IID Random Variables that are not constant can't converge almost surely

I am trying to prove the following.

If $\{ X_n \}$ are iid random variables and not constant, then $R:=P\{ \omega \mid X_n(\omega)\text{ converges} \}=0$

Using independence I know that by Kolmogorov's 0-1 law, that if $R$ is not $0$ then $R=1$. So I think the way to do this proof is by contradiction. So I am trying to show $R=1$ implies the $X_n$ are constant using their identical distribution but sadly it is not working. Help would be appreciated.
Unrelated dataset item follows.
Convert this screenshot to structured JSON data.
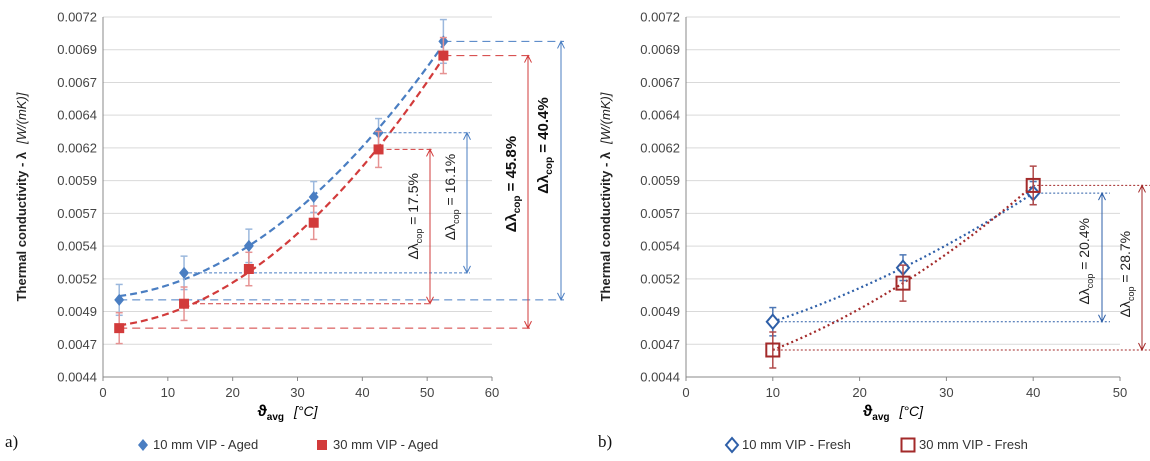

Thanks!

Solution 1:

$\left\{\omega: \lim X_n(\omega) \le c \right\}$ is in the tail $\sigma$-algebra for every $c$. So by Kolmogorov's $0-1$ law they have to converge to a constant if they converge.

But this can't happen if $X_n$ are not constant. Because in this case for any constant $c$ we have some $\epsilon > 0$ so that

$P(X_n(\omega) < c - \epsilon) \ge \delta > 0$ for every $n$

or $P(X_n(\omega) > c + \epsilon) \ge \delta > 0$ for every $n$.

In either case, we see that $X_n(\omega)$ cannot converge to $c$ almost surely.